La Ville Close, un vaisseau de granit
On y entre par un pont de pierre, sous un beffroi orné d'un cadran solaire qui rappelle aux visiteurs que « le temps passe comme l'ombre ». À l'intérieur, une rue principale et son lacis de venelles concentrent crêperies, ateliers et biscuiteries dans des maisons de pierre serrées comme sur un navire. La promenade des remparts, remaniés par Vauban, fait le tour complet de l'îlot : d'un côté le port de pêche et ses coques bleues, de l'autre la baie piquetée de voiles, avec les clochers de la côte en toile de fond. Comptez une heure pour flâner, deux pour s'attarder aux échoppes et aux points de vue.
Le plus petit traversier du monde
Au pied des remparts, un bac assure depuis des générations la traversée vers le quartier du Passage : 200 mètres d'eau franchis en trois minutes, que les habitants surnomment avec malice la plus petite croisière au monde. Pour quelques pièces, on rejoint la rive opposée, ses maisons de pêcheurs et ses cales tranquilles, avec la meilleure vue qui soit sur les fortifications. Les passagers québécois, habitués des traversiers du Saint-Laurent, apprécieront la version de poche.
La mer expliquée, du chalut au laboratoire
Deux institutions prolongent la découverte. Le Musée de la Pêche, installé dans l'ancien arsenal de la Ville Close, retrace l'aventure des terre-neuvas et des thoniers ; la visite se termine à bord de l'Hémérica, un chalutier de 34 mètres amarré au quai, que l'on parcourt de la passerelle à la cale. Sur le front de mer, le Marinarium présente la vie des eaux côtières dans les murs de la station de biologie marine fondée en 1859, l'une des plus anciennes au monde encore en activité : bassins tactiles, plancton grossi mille fois et regard des scientifiques sur un océan qui change.

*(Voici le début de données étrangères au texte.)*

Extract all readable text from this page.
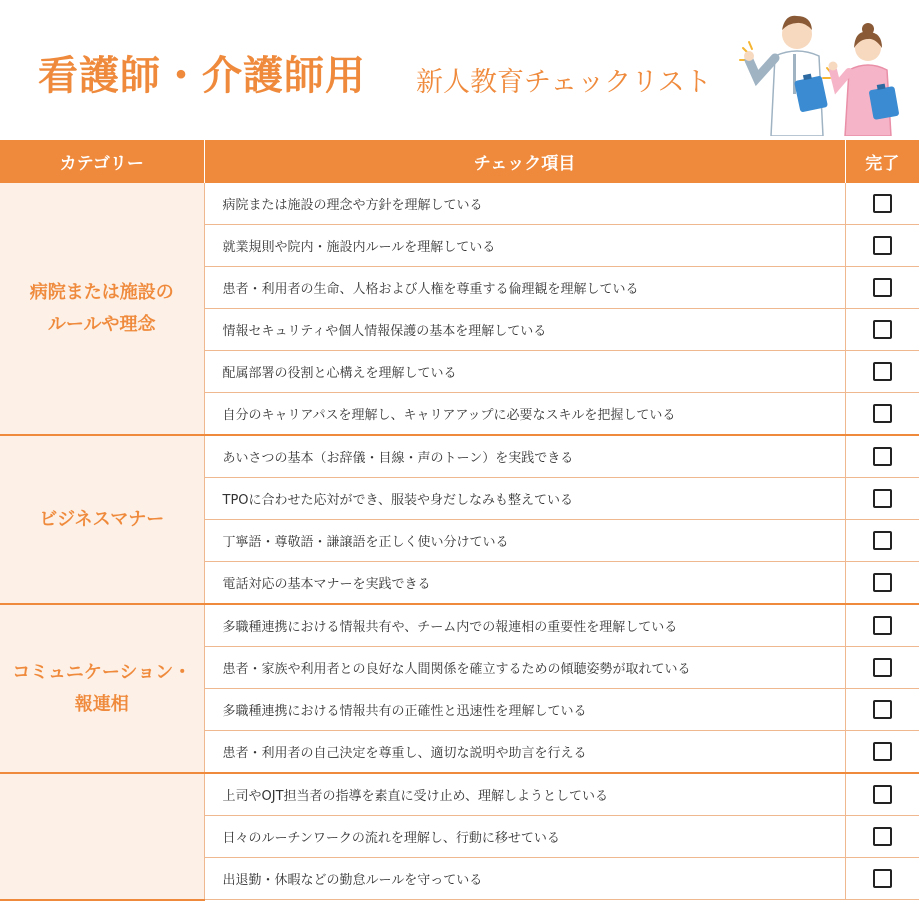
看護師・介護師用 新人教育チェックリスト
カテゴリー	チェック項目	完了
病院または施設の
ルールや理念	病院または施設の理念や方針を理解している	
	就業規則や院内・施設内ルールを理解している	
	患者・利用者の生命、人格および人権を尊重する倫理観を理解している	
	情報セキュリティや個人情報保護の基本を理解している	
	配属部署の役割と心構えを理解している	
	自分のキャリアパスを理解し、キャリアアップに必要なスキルを把握している	
ビジネスマナー	あいさつの基本（お辞儀・目線・声のトーン）を実践できる	
	TPOに合わせた応対ができ、服装や身だしなみも整えている	
	丁寧語・尊敬語・謙譲語を正しく使い分けている	
	電話対応の基本マナーを実践できる	
コミュニケーション・
報連相	多職種連携における情報共有や、チーム内での報連相の重要性を理解している	
	患者・家族や利用者との良好な人間関係を確立するための傾聴姿勢が取れている	
	多職種連携における情報共有の正確性と迅速性を理解している	
	患者・利用者の自己決定を尊重し、適切な説明や助言を行える	
	上司やOJT担当者の指導を素直に受け止め、理解しようとしている	
	日々のルーチンワークの流れを理解し、行動に移せている	
	出退勤・休暇などの勤怠ルールを守っている	
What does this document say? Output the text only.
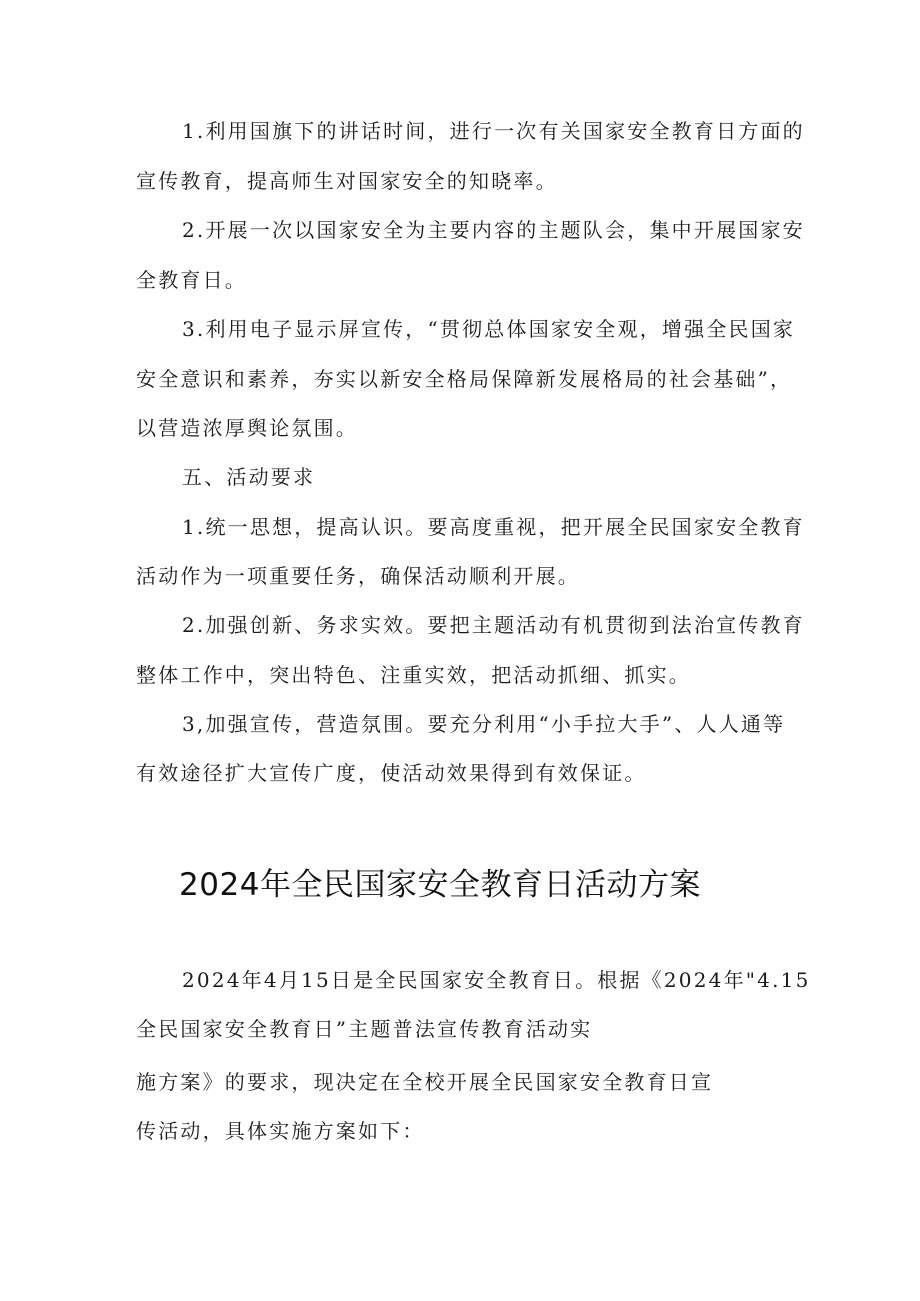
1.利用国旗下的讲话时间，进行一次有关国家安全教育日方面的
宣传教育，提高师生对国家安全的知晓率。
2.开展一次以国家安全为主要内容的主题队会，集中开展国家安
全教育日。
3.利用电子显示屏宣传，“贯彻总体国家安全观，增强全民国家
安全意识和素养，夯实以新安全格局保障新发展格局的社会基础”，
以营造浓厚舆论氛围。
五、活动要求
1.统一思想，提高认识。要高度重视，把开展全民国家安全教育
活动作为一项重要任务，确保活动顺利开展。
2.加强创新、务求实效。要把主题活动有机贯彻到法治宣传教育
整体工作中，突出特色、注重实效，把活动抓细、抓实。
3,加强宣传，营造氛围。要充分利用“小手拉大手”、人人通等
有效途径扩大宣传广度，使活动效果得到有效保证。
2024年全民国家安全教育日活动方案
2024年4月15日是全民国家安全教育日。根据《2024年"4.15
全民国家安全教育日”主题普法宣传教育活动实
施方案》的要求，现决定在全校开展全民国家安全教育日宣
传活动，具体实施方案如下：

Crêpes, filets bleus et sentiers côtiers
L'heure du midi appartient aux crêperies : galette de blé noir, beurre salé, cidre fermier servi en bolée. Les gourmands prolongeront avec un kouign-amann tiède, cette pâtisserie feuilletée au beurre dont la région revendique l'invention. Fin août, la ville vibre au rythme des Filets Bleus, l'une des plus anciennes fêtes bretonnes, née en 1905 pour secourir les familles de pêcheurs : bagads, danses et coiffes envahissent alors les quais. Le reste de l'année, le sentier des douaniers déroule ses panoramas vers les plages des Sables Blancs, à vingt minutes de marche du centre.
Au moment du départ
Au départ, le navire longe une dernière fois les remparts, si proches qu'on distingue les promeneurs entre les créneaux. Les goélands escortent la coque, les chalutiers rentrent avec la marée, et chacun comprend que Concarneau ne joue pas la Bretagne : elle la vit, entre granit et poisson frais, comme elle le fait depuis six siècles.